If going somewhere sounds overwhelming, think smaller. Stick to your own backyard or a nearby park. One of our favorite nature spots is a small library garden that is close to our home. It’s a surprising, nature-filled spot in the midst of suburbia.
If you want to plan some low-key activities, go ahead! You can find them online very easily, and I’ve included links to my favorite sites for nature-based activities below. One of the best parts of nature preschool is that it comes with many free materials. Find ways to incorporate sticks, rocks, mud, water, and tress into your daily “lessons.”
Nature-based “preschool” at home could have a very positive influence on your family. Here are some resources to help you get started.

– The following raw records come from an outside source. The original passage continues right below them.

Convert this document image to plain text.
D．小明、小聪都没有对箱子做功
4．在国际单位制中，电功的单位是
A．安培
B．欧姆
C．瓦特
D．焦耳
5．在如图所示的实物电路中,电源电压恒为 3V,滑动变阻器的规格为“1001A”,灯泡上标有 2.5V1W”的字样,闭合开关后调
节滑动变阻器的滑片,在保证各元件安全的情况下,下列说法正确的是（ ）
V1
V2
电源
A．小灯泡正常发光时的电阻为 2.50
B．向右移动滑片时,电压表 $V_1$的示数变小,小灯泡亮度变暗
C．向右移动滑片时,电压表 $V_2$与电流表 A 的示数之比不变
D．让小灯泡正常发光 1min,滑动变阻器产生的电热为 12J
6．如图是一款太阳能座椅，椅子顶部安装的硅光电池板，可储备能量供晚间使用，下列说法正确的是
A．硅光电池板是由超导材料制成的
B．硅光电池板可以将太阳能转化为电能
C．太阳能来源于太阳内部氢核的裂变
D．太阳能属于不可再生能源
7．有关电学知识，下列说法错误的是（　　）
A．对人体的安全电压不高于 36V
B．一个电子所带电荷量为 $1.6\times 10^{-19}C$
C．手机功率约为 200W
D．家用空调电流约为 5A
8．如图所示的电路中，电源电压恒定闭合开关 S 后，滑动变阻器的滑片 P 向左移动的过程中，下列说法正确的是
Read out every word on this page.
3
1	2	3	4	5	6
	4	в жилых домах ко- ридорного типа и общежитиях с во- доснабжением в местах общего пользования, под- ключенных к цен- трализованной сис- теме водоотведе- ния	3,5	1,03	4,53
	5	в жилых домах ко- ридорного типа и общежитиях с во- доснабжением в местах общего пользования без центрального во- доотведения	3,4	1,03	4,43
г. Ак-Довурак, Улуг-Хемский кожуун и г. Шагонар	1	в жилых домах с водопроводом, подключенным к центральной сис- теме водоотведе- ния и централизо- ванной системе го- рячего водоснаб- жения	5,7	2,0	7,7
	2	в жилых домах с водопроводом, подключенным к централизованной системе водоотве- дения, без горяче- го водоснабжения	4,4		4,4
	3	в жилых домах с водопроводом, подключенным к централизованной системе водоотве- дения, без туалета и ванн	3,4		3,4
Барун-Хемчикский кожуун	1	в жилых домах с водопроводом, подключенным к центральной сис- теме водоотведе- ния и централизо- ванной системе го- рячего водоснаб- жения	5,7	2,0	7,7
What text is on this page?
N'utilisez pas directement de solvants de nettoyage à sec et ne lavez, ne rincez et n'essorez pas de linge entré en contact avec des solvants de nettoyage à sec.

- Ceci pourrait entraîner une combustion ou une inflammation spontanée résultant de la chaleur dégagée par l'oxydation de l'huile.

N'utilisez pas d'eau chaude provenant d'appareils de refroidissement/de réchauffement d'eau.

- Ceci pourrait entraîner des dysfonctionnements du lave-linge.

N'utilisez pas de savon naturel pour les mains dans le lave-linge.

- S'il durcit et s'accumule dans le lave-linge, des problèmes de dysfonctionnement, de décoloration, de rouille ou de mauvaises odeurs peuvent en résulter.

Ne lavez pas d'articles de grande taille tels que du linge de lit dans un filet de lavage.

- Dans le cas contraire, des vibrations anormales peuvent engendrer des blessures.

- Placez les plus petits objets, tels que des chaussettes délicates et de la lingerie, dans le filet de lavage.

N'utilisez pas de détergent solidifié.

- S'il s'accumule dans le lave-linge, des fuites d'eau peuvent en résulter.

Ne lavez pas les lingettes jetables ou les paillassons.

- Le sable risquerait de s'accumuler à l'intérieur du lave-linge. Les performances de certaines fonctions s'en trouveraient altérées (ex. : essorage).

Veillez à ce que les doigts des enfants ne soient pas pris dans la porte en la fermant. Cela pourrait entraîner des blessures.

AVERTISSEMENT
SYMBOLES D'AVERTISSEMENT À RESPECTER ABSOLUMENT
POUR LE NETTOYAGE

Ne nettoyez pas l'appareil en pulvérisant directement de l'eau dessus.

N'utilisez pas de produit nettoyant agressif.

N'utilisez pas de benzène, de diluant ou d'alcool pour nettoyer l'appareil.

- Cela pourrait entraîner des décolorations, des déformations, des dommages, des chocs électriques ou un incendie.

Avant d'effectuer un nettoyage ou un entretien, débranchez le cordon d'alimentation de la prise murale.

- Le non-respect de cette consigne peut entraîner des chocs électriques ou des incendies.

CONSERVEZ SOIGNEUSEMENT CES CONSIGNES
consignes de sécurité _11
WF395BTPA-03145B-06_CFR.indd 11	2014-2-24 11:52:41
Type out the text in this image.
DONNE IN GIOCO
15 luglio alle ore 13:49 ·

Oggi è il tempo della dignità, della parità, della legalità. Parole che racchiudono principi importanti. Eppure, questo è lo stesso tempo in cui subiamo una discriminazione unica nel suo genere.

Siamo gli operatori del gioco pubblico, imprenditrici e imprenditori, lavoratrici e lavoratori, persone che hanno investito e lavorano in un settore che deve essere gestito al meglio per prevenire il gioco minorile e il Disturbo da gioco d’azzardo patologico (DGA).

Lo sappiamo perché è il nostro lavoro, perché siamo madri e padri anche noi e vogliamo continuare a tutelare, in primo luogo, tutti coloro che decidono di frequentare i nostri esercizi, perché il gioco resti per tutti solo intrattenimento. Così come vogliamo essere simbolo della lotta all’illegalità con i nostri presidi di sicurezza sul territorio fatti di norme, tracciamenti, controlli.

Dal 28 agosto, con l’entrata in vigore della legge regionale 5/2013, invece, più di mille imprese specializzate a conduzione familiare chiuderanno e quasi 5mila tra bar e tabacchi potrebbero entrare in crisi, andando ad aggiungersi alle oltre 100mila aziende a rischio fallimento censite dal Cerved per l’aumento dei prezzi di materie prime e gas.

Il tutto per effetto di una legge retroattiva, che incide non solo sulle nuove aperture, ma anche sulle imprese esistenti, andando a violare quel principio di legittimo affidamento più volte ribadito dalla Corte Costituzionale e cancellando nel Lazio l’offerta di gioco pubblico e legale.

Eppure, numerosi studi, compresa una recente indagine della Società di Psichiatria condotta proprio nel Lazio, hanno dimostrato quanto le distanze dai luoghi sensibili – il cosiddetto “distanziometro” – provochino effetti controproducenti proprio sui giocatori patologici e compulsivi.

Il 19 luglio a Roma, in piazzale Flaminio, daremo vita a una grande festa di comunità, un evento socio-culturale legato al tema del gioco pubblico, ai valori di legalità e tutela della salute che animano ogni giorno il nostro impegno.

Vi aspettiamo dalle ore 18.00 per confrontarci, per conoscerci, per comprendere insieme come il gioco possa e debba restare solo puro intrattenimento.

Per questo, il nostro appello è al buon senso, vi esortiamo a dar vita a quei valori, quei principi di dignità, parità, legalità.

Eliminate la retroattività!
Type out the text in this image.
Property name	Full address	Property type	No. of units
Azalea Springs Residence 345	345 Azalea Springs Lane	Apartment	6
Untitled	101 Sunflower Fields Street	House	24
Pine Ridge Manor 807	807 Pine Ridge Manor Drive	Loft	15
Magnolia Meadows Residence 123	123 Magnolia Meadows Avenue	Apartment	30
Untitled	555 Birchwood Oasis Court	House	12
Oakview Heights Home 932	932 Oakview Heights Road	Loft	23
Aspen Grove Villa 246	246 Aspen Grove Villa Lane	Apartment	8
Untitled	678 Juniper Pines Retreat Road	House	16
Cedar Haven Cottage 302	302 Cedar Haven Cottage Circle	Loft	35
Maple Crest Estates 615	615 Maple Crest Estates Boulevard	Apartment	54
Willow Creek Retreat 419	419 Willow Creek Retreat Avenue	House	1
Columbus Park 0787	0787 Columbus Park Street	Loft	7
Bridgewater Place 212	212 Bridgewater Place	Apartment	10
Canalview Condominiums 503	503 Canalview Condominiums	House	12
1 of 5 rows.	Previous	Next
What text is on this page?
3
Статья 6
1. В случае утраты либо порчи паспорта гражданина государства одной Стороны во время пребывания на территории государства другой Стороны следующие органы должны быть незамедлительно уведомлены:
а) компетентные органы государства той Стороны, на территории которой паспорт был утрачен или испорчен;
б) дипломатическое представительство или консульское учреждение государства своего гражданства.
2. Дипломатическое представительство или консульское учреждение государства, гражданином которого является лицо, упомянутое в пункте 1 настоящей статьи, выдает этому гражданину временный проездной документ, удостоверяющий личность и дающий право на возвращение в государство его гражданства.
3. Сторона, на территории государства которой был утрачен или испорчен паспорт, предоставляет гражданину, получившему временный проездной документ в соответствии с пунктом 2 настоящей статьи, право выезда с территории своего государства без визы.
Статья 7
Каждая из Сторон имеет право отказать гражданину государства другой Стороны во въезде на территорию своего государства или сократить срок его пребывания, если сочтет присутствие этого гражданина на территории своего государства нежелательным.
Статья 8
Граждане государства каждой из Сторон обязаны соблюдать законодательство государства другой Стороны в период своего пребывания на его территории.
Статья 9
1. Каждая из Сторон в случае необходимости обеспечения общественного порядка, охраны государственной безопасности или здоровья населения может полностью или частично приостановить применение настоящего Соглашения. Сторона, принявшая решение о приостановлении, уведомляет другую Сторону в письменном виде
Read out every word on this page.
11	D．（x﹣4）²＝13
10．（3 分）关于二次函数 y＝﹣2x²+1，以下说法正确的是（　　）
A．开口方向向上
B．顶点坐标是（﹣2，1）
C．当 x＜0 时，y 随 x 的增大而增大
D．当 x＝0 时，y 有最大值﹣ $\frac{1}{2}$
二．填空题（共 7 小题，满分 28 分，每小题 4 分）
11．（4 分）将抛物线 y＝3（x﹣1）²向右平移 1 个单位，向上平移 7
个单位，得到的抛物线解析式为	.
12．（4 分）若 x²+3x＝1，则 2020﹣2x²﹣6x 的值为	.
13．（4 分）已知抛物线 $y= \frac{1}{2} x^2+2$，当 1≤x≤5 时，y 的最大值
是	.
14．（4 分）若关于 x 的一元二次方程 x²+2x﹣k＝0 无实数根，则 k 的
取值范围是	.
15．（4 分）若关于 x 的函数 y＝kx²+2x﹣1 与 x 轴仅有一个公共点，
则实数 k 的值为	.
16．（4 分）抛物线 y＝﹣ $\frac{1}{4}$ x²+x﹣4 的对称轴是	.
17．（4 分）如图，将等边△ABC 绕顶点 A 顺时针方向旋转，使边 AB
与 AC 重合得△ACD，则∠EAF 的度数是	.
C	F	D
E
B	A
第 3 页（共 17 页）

This educational company offers free nature-play ideas on their website. Gather up some materials, or pick activities with only nature finds, and head outside. If you’d like a little more guidance, you can sign up for Tinkergarten classes. Parents and children attend these classes together and can learn and play together. I’ve been a Tinkergarten leader for five seasons, and my children and I love the nature-play inspiration that it has given us!
If you think you and your child could benefit from more formal nature study, look into this year-long curriculum. We used it for my daughter’s kindergarten year, and it was nice to have a little more structure to our outdoor time.
Another nature-based curriculum geared towards preschool-aged children is from Blossom and Root. Incorporate nature play as well as literature and the arts.
If you need more convincing that nature play is the new preschool, you definitely need to read this book! It was written by an OT who connects sensory problems with the lack of outdoor play. You can find this and other nature-oriented resources in my Amazon store.
If you’re worried about the mess that outdoor play brings, set up your own washing station, to wash off the dirt after your adventures.